8 septembre 2016
Encore une opération de sauvetage sur la montagne
Par: Denis Bélanger
Selon le directeur du Centre de la nature, Éric Malka, le poste d’accueil comprendra essentiellement des panneaux d’information, des toilettes ainsi qu’un tout petit local, qui sera invisible aux yeux des marcheurs.

Selon le directeur du Centre de la nature, Éric Malka, le poste d’accueil comprendra essentiellement des panneaux d’information, des toilettes ainsi qu’un tout petit local, qui sera invisible aux yeux des marcheurs.

Qui s’y frotte s’y pique. Deux jeunes risquent de payer cher leur décision de s’aventurer sur le mont Saint-Hilaire en pleine nuit le 6 septembre. La Régie intermunicipale de police Richelieu-Saint-Laurent (RIPRSL) et la Réserve naturelle Gault envisagent d’intenter des actions judiciaires, de nature pénale, contre ces randonneurs délinquants.

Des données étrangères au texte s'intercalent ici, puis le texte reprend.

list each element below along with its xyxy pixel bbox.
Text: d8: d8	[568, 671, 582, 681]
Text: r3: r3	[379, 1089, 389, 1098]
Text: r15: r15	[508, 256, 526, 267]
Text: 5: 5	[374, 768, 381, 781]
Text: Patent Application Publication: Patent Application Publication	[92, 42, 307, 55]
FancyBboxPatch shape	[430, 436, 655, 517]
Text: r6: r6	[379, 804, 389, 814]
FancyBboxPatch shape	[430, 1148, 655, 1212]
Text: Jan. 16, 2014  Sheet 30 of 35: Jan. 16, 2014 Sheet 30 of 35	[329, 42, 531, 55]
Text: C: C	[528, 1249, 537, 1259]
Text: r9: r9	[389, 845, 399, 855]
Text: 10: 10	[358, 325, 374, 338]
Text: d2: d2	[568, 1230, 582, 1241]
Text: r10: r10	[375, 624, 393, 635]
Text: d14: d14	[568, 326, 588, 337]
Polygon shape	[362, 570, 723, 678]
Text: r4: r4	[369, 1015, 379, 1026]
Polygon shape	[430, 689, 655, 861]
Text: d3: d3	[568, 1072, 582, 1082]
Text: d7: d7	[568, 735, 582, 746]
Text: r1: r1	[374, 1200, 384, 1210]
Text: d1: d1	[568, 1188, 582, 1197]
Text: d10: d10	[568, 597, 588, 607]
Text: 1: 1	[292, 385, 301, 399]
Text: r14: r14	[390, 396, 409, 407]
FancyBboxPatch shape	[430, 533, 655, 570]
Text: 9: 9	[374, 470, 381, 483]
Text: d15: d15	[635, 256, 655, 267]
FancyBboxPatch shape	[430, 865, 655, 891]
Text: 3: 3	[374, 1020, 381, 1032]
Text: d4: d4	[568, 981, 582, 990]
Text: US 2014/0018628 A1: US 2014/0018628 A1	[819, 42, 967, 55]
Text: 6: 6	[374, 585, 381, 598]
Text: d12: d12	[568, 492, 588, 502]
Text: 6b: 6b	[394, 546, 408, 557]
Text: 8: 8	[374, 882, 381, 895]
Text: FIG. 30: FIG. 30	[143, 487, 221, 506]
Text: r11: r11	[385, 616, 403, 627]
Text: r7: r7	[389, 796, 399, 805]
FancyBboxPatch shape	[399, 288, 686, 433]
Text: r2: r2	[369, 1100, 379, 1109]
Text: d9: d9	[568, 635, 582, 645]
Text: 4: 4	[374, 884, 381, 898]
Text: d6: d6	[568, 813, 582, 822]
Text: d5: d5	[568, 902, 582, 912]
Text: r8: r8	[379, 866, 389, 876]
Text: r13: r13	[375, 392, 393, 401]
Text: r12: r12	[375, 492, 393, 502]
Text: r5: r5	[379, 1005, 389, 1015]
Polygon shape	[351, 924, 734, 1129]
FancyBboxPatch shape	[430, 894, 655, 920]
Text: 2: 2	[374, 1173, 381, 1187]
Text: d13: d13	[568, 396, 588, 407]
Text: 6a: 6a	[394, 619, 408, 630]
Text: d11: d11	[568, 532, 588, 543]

Les deux adolescents (nés en 1998 et 1999), de Saint-Hyacinthe et de Sainte-Madeleine, s’étaient amenés sur la montagne vraisemblablement pour y faire du camping.  «Les deux jeunes se sont d’abord éclairés avec la lumière d’un cellulaire. Quand l’appareil a lâché, ils se sont orientés avec les lumières de la Ville. Cela les a conduits en haut des falaises», explique le sergent Pierre Tremblay de la RIPRSL.

Les deux jeunes ont dû ainsi appeler les secours vers 4h30. «Ils ont nécessité le déploiement des ressources. C’est une réserve naturelle qui est là pour protéger la faune et la flore, mais là nous sommes rendus à devoir protéger les gens. Pourtant, il y a des heures de disponibles le jour pour se promener dans des sentiers balisés. La nuit, il y a des risques de blessures», ajoute le sergent Tremblay.

De son côté, le responsable des services et de la sécurité à la Réserve naturelle Gault, Martin Duval, ne s’est pas gêné pour sermonner les deux individus en question. «Je ne comprends pas pourquoi les gens prennent un tel risque.»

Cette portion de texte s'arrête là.